Being smart about your taxes can make all the difference in how much of your salary you hold onto as a physiatrist. Take, for example, working as a 1099 employee instead of becoming a W2. Making this change allows you to take advantage of a host of tax deductions that can reduce how much you owe the IRS come tax season.

Some of the other considerations you should have when tax planning include the following:

  • 529 Plans: Planning on sending your children to college? You can invest in 529 plans. These plans allow you to save up to cover primary, secondary, and college tuition costs, all while taking advantage of future tax-free withdrawals for educational expenses and potential state tax credits or deductions.
  • Health Savings Accounts (HSAs): HSAs (for those with high-cost insurance) offer three key benefits: untaxed contributions, tax-free interest accumulation, and tax-free withdrawals for qualifying healthcare expenses. Just make sure that you consistently check IRS guidelines around HSAs as they’re always subject to change.
  • Charitable Contributions: You can use some of your income to make charitable donations that also benefit you in the form of a tax deduction. While the IRS is fickle about what counts, they offer specific guidelines for claiming deductions for different types of contributions, which will help you understand which charitable acts they see as both generous and financially beneficial.

Negotiating Your PM&R Salary

Negotiating your salary is one of the most important steps toward receiving the compensation that you’ve been spending years and years on schooling to achieve. While one might assume that emplouers set contracts in stone, you wield significant power, especially when you understand what you’re doing. You can negotiate a wide range of contractual terms beyond salary as well, including student loan repayments, employee benefits, and even incentives.

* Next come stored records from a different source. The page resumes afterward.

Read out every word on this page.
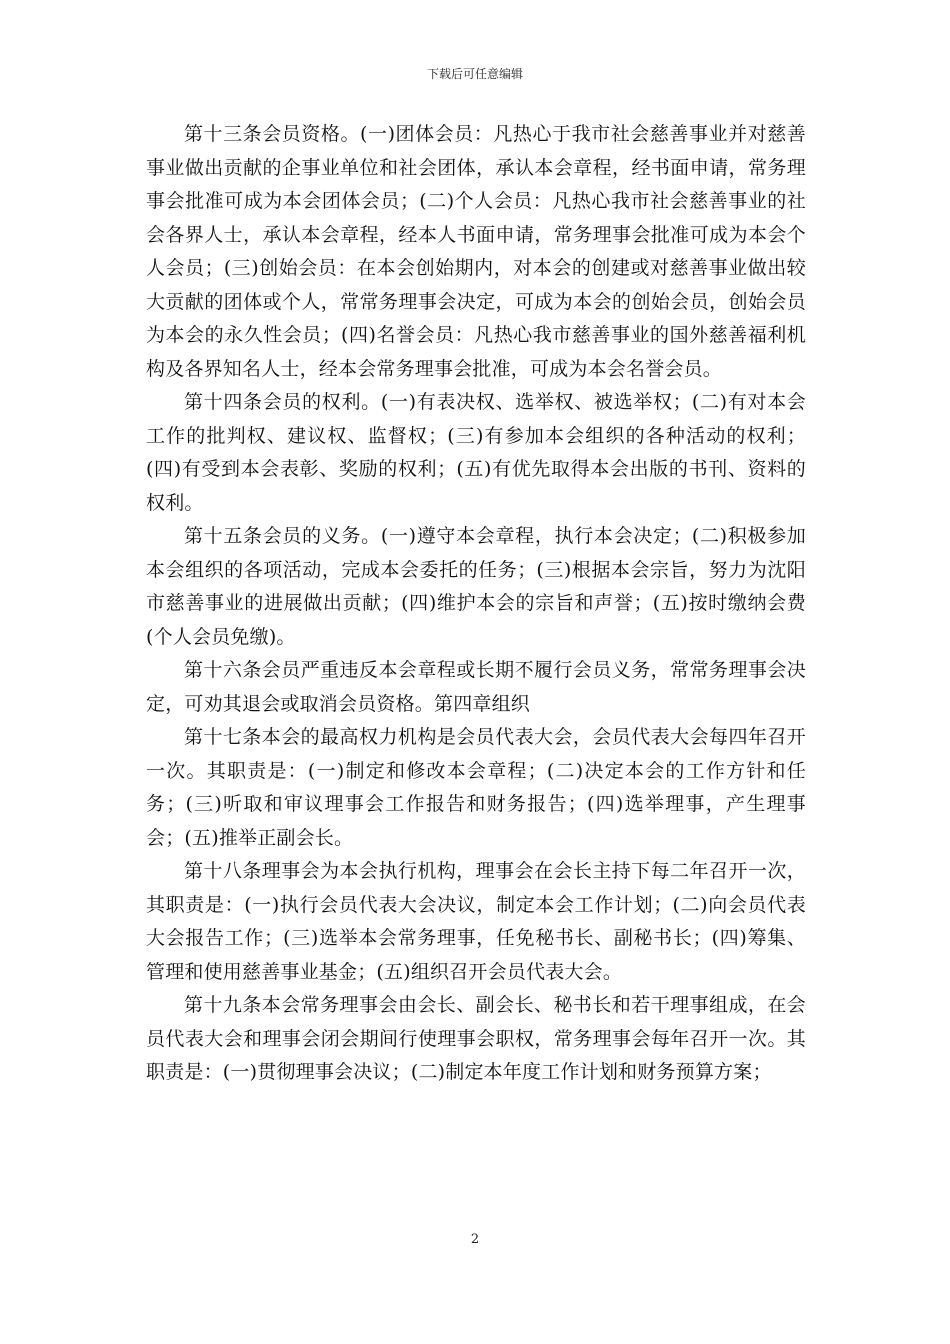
下载后可任意编辑

第十三条会员资格。(一)团体会员：凡热心于我市社会慈善事业并对慈善事业做出贡献的企事业单位和社会团体，承认本会章程，经书面申请，常务理事会批准可成为本会团体会员；(二)个人会员：凡热心我市社会慈善事业的社会各界人士，承认本会章程，经本人书面申请，常务理事会批准可成为本会个人会员；(三)创始会员：在本会创始期内，对本会的创建或对慈善事业做出较大贡献的团体或个人，常常务理事会决定，可成为本会的创始会员，创始会员为本会的永久性会员；(四)名誉会员：凡热心我市慈善事业的国外慈善福利机构及各界知名人士，经本会常务理事会批准，可成为本会名誉会员。

第十四条会员的权利。(一)有表决权、选举权、被选举权；(二)有对本会工作的批判权、建议权、监督权；(三)有参加本会组织的各种活动的权利；(四)有受到本会表彰、奖励的权利；(五)有优先取得本会出版的书刊、资料的权利。

第十五条会员的义务。(一)遵守本会章程，执行本会决定；(二)积极参加本会组织的各项活动，完成本会委托的任务；(三)根据本会宗旨，努力为沈阳市慈善事业的进展做出贡献；(四)维护本会的宗旨和声誉；(五)按时缴纳会费(个人会员免缴)。

第十六条会员严重违反本会章程或长期不履行会员义务，常常务理事会决定，可劝其退会或取消会员资格。第四章组织

第十七条本会的最高权力机构是会员代表大会，会员代表大会每四年召开一次。其职责是：(一)制定和修改本会章程；(二)决定本会的工作方针和任务；(三)听取和审议理事会工作报告和财务报告；(四)选举理事，产生理事会；(五)推举正副会长。

第十八条理事会为本会执行机构，理事会在会长主持下每二年召开一次，其职责是：(一)执行会员代表大会决议，制定本会工作计划；(二)向会员代表大会报告工作；(三)选举本会常务理事，任免秘书长、副秘书长；(四)筹集、管理和使用慈善事业基金；(五)组织召开会员代表大会。

第十九条本会常务理事会由会长、副会长、秘书长和若干理事组成，在会员代表大会和理事会闭会期间行使理事会职权，常务理事会每年召开一次。其职责是：(一)贯彻理事会决议；(二)制定本年度工作计划和财务预算方案；

2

Know how much you’re worth based on some of the factors we discussed earlier in this article, and always work with a professional as they can help you successfully navigate the negotiation process so you have amenable terms you’re willing to sign for. Having a licensed attorney to do a full contract review can be an invaluable resource to have on your side. A full contract review will offer unlimited consultations, comprehensive consultation audits, and a two to three-day turnaround.

Read this: Can You Negotiate Physician Contracts?

Your Salary and Disability Insurance

Every physiatrist can protect their salary by making sure to invest in disability insurance. Disability insurance is designed to support you during times of injury or illness, providing you with access to the funds you need to help you manage your daily expenses. Two types of disability insurance at your disposal are individual and group policies.

Doctors often see group insurance as more affordable and desirable because employers subsidize the cost. That being said, they often come with several disadvantages. Group insurance policies may exclude certain disabilities, aren’t portable, only cover base income as well as offer partial disability benefits, and may be taxable.

Meanwhile, individual Insurance policies are portable, covering you between jobs and offering customization based on personal needs. They typically cover all sources of income, won’t require you to pay taxes on your benefits, offer steady premiums, and support additional riders. Overall, individual policies tend to be the best fit for most physicians, even if they do cost a little bit more than their group policy counterparts.

The decision to become a physiatrist can be both rewarding and lucrative, but only if you know how to navigate contract negotiations, go where the money is, and make decisions that will support your career over time. If you’ve either gotten your degree or are planning on getting your degree and figuring out all of the details now, use the guide above to review everything you need to know as you move forward with your PM&R career.